Wednesday, April 27, 2016

Did the Athletics Miss the Broadcast Rights Boom?

Increasingly, the term "Peak Television" is used to describe a landscape in which there is an abundance of original scripted television programs, to the point where it is almost too much choice and too much content to be produced and consumed in a profitable manner. 

At the same time, the buzzsaw that is the cord-cutting phenomenon continues to threaten the cable bundle. For the Athletics, as for any NBA, NHL and MLB team, the demise of the bundle is big trouble. 

For years, teams have extracted mega-rich broadcast rights packages as sports were viewed as the last "must see" element of the bundle. The expression "striking while the iron is hot," while hackneyed, was apt. Teams were wise to sign long-term deals, ensuring cash flow for decades, regardless of the media landscape. 

For instance:

Dodgers - 25 years, reportedly more than $7B
Phillies - 25-years, $2.5B plus equity in broadcast network
Angels - 20 years, roughly $3B

And, perhaps most relevantly for the Athletics, the Giants have a 25 year deal partnership deal in place with Comcast SportsNet (CSN) Bay Area that reportedly provides around 30-33 percent of total revenue every year and started in 2008. Considering that in that time the Giants have won three World Series titles and that the channel also carries the blisteringly-hot world-champion Warriors, it is likely providing a nice chuck of revenue for the team. 

The Athletics bolted from CSN Bay Area to then CSN West and now CSN California starting with the 2009 season. The Athletics deal with CSN California reportedly provides $43-48M a year until 2029, with an opt-out clause in 2023. The team has no equity in the station and does not have a partnership deal like the Giants have with CSN Bay Area. Assuming the Athletics opt out, the contract should bring in about $672M (assuming $43M annually) over the course of the deal. If the same deal was extended to 20 years it would bring in $860M. 

The Athletics deal seems respectable, especially compared to the three "Big Market" examples outlined above, except for two things: 1) the Bay Area, despite the Athletics' spin, is a major market, the 5th biggest TV market in the country; and 2) other "Small Market" teams have cashed in with much richer deals recently. For example: 

Diamondbacks - 20 years, $1.5B+
Padres - 20 years, $1B plus equity in broadcast network

CSN California's owners Comcast are in an interesting predicament. On the one hand, as cable providers, they are acutely aware of the need for the bundle to have compelling content. On the other, they are also content creators and they have paid dearly for sports rights at similar regional sports channels across the country. And, based on ratings, we may have reached the tipping point where teams no longer have the leverage they have enjoyed in recent years -- especially with content that isn't highly-rated.
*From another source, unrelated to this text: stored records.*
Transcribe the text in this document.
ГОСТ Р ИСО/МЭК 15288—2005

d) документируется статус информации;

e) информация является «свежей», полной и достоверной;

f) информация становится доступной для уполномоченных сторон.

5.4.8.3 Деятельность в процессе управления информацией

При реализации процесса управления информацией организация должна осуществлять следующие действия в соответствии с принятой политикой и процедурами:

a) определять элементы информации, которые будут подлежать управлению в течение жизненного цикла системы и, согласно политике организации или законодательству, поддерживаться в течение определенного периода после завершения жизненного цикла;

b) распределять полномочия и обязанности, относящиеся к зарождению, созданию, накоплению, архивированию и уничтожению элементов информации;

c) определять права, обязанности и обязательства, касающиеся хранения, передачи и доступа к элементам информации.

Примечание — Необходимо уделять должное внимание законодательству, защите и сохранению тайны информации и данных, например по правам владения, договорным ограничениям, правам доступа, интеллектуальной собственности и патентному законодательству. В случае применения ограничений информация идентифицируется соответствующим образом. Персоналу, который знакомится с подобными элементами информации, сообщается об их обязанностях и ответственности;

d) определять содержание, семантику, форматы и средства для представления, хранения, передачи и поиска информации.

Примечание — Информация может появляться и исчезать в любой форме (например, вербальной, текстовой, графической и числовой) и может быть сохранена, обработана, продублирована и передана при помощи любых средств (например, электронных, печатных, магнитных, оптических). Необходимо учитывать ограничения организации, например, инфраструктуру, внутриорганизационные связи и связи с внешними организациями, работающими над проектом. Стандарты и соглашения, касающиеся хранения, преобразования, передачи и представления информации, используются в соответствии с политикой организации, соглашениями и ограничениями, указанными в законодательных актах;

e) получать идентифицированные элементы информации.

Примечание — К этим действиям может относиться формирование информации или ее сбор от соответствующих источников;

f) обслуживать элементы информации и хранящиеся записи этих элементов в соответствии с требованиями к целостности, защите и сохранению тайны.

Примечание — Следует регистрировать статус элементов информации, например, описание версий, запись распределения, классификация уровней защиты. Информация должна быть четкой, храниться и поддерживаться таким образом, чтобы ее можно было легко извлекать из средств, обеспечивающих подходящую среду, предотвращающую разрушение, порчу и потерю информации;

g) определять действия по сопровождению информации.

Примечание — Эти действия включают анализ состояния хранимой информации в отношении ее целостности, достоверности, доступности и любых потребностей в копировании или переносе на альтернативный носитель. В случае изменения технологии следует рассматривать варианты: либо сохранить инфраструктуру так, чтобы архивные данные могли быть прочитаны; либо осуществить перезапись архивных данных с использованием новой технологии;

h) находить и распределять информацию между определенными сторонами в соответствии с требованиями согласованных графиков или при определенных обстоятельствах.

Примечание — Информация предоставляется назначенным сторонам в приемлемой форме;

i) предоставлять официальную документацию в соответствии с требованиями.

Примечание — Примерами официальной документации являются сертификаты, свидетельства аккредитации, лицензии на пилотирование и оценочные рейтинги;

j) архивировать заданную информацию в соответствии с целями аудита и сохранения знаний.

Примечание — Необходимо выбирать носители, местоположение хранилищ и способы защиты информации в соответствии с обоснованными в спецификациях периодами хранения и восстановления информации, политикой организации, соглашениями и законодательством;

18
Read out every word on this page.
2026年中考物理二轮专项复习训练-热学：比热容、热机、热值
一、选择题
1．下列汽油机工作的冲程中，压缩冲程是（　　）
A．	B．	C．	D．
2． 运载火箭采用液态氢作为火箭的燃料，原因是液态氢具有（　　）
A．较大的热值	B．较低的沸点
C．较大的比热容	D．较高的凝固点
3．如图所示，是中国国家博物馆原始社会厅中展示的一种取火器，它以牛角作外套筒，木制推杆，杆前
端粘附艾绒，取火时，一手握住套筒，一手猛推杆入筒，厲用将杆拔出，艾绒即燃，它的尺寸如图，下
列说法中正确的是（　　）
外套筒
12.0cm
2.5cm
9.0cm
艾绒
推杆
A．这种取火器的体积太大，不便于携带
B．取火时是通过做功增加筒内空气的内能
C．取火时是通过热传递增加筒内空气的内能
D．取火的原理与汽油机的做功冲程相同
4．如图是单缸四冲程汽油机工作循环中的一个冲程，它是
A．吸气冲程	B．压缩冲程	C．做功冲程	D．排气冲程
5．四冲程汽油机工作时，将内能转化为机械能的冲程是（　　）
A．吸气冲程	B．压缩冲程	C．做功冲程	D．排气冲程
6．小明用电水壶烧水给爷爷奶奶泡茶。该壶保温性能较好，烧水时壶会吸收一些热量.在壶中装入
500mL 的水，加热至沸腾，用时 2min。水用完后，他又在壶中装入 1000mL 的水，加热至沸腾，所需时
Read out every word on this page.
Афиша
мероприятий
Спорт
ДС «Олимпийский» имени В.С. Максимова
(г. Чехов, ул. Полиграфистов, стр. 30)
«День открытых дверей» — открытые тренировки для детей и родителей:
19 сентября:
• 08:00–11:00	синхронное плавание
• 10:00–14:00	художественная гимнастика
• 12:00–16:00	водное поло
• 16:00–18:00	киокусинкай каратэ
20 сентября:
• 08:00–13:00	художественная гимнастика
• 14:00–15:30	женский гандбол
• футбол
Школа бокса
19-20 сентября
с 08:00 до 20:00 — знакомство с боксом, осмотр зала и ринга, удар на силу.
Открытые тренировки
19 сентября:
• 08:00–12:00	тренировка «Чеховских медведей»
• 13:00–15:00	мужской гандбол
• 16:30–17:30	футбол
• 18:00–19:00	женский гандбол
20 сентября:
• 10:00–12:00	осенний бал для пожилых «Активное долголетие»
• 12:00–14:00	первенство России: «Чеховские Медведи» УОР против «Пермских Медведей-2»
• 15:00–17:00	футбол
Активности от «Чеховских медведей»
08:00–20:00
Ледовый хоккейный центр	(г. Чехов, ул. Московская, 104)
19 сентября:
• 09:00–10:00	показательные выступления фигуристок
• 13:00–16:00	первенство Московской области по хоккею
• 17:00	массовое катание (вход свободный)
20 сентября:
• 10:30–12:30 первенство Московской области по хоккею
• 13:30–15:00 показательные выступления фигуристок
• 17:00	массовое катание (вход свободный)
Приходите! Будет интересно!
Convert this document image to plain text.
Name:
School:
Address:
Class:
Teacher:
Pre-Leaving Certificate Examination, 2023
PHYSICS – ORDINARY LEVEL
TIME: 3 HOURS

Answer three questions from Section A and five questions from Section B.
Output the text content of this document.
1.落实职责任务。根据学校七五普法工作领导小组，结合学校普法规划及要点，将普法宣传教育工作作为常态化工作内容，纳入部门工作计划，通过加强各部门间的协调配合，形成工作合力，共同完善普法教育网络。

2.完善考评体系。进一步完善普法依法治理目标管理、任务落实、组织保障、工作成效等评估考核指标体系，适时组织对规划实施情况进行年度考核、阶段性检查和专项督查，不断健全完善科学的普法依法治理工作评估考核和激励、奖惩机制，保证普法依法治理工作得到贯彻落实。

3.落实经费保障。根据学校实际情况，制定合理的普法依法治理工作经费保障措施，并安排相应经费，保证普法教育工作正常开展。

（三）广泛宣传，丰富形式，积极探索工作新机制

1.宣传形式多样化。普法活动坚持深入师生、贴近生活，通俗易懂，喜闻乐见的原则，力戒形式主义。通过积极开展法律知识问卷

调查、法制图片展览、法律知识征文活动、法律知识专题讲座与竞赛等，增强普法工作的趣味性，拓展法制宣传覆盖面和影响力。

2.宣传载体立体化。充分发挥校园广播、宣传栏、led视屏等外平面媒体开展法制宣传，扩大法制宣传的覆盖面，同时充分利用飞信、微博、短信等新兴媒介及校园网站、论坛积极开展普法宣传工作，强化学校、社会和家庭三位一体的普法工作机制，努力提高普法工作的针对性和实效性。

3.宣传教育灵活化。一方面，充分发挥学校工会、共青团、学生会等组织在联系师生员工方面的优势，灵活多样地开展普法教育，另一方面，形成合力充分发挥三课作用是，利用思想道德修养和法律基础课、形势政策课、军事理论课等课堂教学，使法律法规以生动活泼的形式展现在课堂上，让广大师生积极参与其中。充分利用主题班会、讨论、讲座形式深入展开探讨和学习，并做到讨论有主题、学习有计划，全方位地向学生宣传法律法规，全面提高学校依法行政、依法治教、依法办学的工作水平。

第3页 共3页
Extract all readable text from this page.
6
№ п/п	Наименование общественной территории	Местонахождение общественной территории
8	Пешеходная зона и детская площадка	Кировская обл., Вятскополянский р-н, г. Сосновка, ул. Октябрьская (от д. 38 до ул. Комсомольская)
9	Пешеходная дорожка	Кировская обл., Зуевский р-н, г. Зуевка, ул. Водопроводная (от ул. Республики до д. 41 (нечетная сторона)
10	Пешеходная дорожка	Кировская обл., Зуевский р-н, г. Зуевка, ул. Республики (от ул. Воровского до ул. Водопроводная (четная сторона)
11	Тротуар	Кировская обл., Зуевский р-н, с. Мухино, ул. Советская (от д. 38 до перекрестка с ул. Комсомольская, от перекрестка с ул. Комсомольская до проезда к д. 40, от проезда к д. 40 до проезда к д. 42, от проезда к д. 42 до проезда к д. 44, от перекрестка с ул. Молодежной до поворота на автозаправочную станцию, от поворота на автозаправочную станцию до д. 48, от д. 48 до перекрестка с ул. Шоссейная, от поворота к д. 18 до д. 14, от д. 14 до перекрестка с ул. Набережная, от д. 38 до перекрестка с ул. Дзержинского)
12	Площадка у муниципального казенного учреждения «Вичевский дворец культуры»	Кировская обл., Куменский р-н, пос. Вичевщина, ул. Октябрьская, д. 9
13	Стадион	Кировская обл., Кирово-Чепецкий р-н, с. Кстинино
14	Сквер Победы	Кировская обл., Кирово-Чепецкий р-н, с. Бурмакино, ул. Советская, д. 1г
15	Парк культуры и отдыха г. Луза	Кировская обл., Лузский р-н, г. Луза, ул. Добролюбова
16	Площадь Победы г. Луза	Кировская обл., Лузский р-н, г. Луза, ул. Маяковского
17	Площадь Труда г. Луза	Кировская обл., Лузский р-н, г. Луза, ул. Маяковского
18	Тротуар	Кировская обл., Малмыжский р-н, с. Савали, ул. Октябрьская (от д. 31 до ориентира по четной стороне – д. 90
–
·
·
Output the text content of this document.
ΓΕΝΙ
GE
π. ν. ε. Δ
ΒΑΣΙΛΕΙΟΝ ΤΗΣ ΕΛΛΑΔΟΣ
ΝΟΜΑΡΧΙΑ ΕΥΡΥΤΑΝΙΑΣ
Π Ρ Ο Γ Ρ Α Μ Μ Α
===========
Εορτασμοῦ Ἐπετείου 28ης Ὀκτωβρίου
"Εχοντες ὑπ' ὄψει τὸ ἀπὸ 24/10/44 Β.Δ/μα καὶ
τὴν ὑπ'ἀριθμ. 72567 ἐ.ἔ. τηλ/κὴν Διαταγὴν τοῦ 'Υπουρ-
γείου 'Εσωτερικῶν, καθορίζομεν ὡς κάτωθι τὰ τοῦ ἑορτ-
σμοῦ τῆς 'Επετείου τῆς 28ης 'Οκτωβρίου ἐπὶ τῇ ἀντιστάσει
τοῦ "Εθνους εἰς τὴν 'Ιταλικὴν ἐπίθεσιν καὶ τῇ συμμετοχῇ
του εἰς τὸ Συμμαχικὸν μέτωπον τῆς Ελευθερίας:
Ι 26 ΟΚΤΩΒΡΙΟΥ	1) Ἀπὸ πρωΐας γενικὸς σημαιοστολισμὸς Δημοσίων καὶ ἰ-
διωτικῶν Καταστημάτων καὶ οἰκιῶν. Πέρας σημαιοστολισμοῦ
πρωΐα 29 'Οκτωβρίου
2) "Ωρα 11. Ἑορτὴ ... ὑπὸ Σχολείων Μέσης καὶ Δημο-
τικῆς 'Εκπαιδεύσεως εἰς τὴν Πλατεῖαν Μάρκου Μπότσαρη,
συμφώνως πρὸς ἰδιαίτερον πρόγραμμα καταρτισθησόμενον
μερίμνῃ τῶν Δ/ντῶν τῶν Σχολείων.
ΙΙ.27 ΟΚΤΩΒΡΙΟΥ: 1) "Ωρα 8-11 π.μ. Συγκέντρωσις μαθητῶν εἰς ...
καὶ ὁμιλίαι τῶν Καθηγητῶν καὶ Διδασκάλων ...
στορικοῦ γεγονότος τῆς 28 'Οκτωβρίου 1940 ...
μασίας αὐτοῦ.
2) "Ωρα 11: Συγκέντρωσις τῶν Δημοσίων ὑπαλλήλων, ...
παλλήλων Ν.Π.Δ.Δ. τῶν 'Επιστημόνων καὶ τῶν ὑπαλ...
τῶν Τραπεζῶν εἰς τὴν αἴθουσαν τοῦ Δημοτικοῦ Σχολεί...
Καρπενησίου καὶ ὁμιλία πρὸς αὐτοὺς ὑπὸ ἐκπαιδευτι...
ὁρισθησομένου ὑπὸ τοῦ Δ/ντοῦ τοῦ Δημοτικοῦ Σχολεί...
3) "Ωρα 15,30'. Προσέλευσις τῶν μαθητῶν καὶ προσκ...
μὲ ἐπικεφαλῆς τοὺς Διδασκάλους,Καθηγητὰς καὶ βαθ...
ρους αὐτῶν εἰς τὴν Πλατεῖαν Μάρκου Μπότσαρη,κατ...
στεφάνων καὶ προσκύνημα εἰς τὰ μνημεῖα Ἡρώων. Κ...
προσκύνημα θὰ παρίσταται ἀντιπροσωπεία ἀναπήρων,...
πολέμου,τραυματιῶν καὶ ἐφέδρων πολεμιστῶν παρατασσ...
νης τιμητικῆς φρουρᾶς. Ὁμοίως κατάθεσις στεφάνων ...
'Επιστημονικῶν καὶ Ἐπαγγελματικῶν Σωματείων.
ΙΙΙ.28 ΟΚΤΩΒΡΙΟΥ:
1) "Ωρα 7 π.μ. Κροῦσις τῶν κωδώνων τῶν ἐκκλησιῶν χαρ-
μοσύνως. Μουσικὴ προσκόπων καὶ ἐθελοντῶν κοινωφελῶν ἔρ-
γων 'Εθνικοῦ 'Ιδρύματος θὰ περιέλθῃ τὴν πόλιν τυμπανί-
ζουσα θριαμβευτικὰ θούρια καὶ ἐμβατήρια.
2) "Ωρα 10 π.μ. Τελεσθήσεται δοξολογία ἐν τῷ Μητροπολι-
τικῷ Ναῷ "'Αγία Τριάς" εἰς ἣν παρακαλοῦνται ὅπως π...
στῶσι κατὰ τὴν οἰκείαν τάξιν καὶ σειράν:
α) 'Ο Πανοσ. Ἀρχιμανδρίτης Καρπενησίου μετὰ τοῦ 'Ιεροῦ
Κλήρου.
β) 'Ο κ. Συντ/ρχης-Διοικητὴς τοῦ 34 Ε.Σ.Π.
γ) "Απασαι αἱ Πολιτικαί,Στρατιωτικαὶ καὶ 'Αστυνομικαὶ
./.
In a non-baseball example, the NCAA recently re-upped its deal with CBS and Turner Sports for the men's tournament -- despite the original contract not expiring until 2024. The new deal runs through 2032 and is set to pay $8.8B over eight years. This is despite the fact that this year's championship game -- featuring powerhouse UNC and a buzzer-beater by Villanova -- scored the lowest ratings since 2009. While CBS/Turner wanted the content, the NCAA preferred to take the easy route and guaranteed cash in extending, rather than testing the open market where the next logical suitor is a wounded ESPN. Just how wounded? ESPN has lost 7 million subscribers, out of its 100M base, in the past two years.

The reality is that the Athletics will enter a vastly different media market in 2023 or 2029 than the frothy times of a few years ago. Unless regional sports networks like CSN California start entering "Skinny Bundles" (streaming or cable-based) or launch stand-alone options, their reliance on the carriage fees provided by the bundle threaten any future mega broadcast deals with teams. The Athletics may very well be forced to accept similar or worse terms than their current deal offers. 

The above observation may lead to this conclusion: the Athletics should launch their own streaming channel. This would be a very tech-forward move, but its riddled with risk. The Athletics guaranteed cable money comes in regardless of viewership. Beyond a hardcore base, it's doubtful that a meaningful number of subscribers would materialize during a dreadful stretch -- like last season. In addition, the team would assume all costs -- including Ray Fosse's mustache wax. And, asking sports bars and restaurants to maintain a subscription for requesting patrons, in addition to a cable package, is nonsensical. In the future these channels may be the norm, but not in the foreseeable future.

The Athletics stadium saga is still a major concern, but without a long-term lucrative TV deal, they will only fall further behind in the revenue game.